Se acerca el fin de un año, no sólo atípico, sino catastrófico. Diciembre es un mes de celebraciones y esperanzas, de memoria y tradición, pero también de renovación de costumbres ancestrales, de recuerdo y prospectiva, tiempo de tregua y de paz.
La cultura es el hilo conductor de la existencia, por el que la comunidad humana transmite sus deseos más íntimos, su peculiaridad espiritual, a las nuevas generaciones. En las capas antropológicas de la historia, el año de 2020 quedará marcado muy claramente por las crisis provocadas por la pandemia, los miedos e incertidumbres, los aciertos y fracasos, las esperanzas y las desilusiones. Entró un nuevo aditamento en nuestro guardarropa, la mascarilla o cubrebocas, que, como la corbata, será parte de nuestra cotidianeidad, así como la fragilidad de la vida y la contabilidad de la muerte. Este año perdí cinco amigos cercanos y dos queridos familiares, pero estamos vivos y hay que celebrarlo sin culpa.
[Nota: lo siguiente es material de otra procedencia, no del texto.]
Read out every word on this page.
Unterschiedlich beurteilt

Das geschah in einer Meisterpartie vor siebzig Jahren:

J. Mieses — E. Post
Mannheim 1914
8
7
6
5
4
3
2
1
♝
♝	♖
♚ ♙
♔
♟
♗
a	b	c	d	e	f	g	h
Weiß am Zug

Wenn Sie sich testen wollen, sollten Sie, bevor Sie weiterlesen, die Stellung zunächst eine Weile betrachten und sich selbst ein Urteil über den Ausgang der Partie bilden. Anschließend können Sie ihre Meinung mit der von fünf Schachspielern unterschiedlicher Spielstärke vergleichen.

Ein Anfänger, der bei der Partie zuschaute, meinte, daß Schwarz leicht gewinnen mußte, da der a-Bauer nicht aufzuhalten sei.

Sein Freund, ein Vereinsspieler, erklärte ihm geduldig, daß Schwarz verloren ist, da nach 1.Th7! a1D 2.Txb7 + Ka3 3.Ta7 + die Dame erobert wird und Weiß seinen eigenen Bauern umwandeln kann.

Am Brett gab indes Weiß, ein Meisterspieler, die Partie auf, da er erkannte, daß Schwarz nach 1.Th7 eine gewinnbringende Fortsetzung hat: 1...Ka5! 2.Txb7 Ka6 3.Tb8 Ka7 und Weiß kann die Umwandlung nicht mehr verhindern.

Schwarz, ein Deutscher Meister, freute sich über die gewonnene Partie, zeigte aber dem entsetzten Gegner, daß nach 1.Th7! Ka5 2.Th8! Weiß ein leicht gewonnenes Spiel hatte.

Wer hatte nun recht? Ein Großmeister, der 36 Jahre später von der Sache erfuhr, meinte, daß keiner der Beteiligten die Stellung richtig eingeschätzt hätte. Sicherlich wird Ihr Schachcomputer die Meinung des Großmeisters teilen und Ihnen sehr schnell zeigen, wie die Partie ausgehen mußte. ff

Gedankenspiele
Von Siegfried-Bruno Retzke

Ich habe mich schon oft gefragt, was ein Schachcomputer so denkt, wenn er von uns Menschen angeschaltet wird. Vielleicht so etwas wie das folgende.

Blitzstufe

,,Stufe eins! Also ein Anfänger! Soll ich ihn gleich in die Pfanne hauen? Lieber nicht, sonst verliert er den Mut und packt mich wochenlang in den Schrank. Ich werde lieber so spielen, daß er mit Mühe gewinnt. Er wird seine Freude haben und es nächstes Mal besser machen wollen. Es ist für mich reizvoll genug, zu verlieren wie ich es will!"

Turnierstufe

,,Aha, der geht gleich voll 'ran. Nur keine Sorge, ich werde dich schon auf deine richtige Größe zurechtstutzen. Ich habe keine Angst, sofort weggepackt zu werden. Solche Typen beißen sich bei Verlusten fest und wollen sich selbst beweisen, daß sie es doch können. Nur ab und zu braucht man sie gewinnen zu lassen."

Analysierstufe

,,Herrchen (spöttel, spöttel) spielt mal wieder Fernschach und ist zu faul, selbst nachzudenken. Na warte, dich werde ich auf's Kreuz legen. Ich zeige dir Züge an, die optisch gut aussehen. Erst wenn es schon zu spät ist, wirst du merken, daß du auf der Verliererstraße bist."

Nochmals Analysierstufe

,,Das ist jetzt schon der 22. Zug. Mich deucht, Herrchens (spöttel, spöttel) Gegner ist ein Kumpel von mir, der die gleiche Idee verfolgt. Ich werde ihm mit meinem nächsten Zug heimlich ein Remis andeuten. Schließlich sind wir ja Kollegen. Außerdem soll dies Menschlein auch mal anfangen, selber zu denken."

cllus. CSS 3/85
El año que se aproxima es una gran incógnita: ¿Hasta cuándo terminará la pandemia? ¿Cuántos empleos más se perderán? ¿Se reactivará la economía? ¿Cuáles serán los saldos derivados de la crisis económica, social, cultural y política? Esto lo sabremos hasta que se calmen las aguas procelosas del 2020.
La estructura de toda la sociedad descansa en los valores, leyes y normas, escritas y no escritas, que la unen y ligan a sus miembros. La cultura participa en la vida y el crecimiento de la sociedad, así como en su destino, su estructuración interna y su desarrollo espiritual.
La consolidación de tradiciones y celebraciones, como las del último mes del año, contribuye a la estabilidad social y ésta a la gobernabilidad. Por ello, es una paradoja, plantear el aislamiento para detener el curso de la pandemia y, a la vez, pretender la paz social. Es casi imposible detener el impulso cultural de las celebraciones decembrinas. Identidad, tradición, valores y espiritualidad confluyen y se hacen presentes en cada reunión, en cada convivio, en cada hogar, en cada comunidad que las renueva, pero éstas alcanzan su expresión más alta en el arte y en la emoción estética. Según Freud, sería la expresión de la sublimación de las pulsiones, la salida más airosa a las tensiones de este año de pandemia y muerte. Olvidemos por un momento los polos irreconciliables de la ideología política y de la adversidad y demos lugar a la literatura, a la música y a la creación artística.
Desde antaño, los antiguos tenían la convicción de que la cultura constituye el eje espiritual de una nación. Los valores culturales toman cuerpo, entre otras artes, en la literatura, que expresa con la palabra el sentir de un pueblo. Esto viene a colación porque recuerdo que algunas veces asistí, invitado por mi maestra Olga Pellicer, a la casa de su tío Carlos Pellicer, al Nacimiento que, año con año, decoraba un salón grande de su residencia y para el cual también creaba un poema, como el que ahora comparto, para paliar, en lo posible, a través del arte, los efectos adversos del 2020.
Jesús, te has olvidado de mi América.
Carlos Pellicer
Ven a nacer un día sobre estas tierras locas
¿No basta odiarse tanto? La fe que tú decías
Aún no arde su hilo de luz en nuestras bocas.
Es un magno crepúsculo tras un fondo de rocas
Sobre las fuentes negras crecen las lejanías…
Danos una mirada por nuestras melodías
Enciéndenos los ojos y sella nuestras bocas,
Que no haya “discursos” sino actos perfectos.
Yo sé (aunque no lo digas), que somos predilectos…
¡Huracanea un riesgo que hasta tus plantas grita!
¡El amor será inmenso! ¿No basta odiarse tanto?
Sobre las playas tórridas tu ola azul se agita
Borrando signos turbios y acantilando un canto.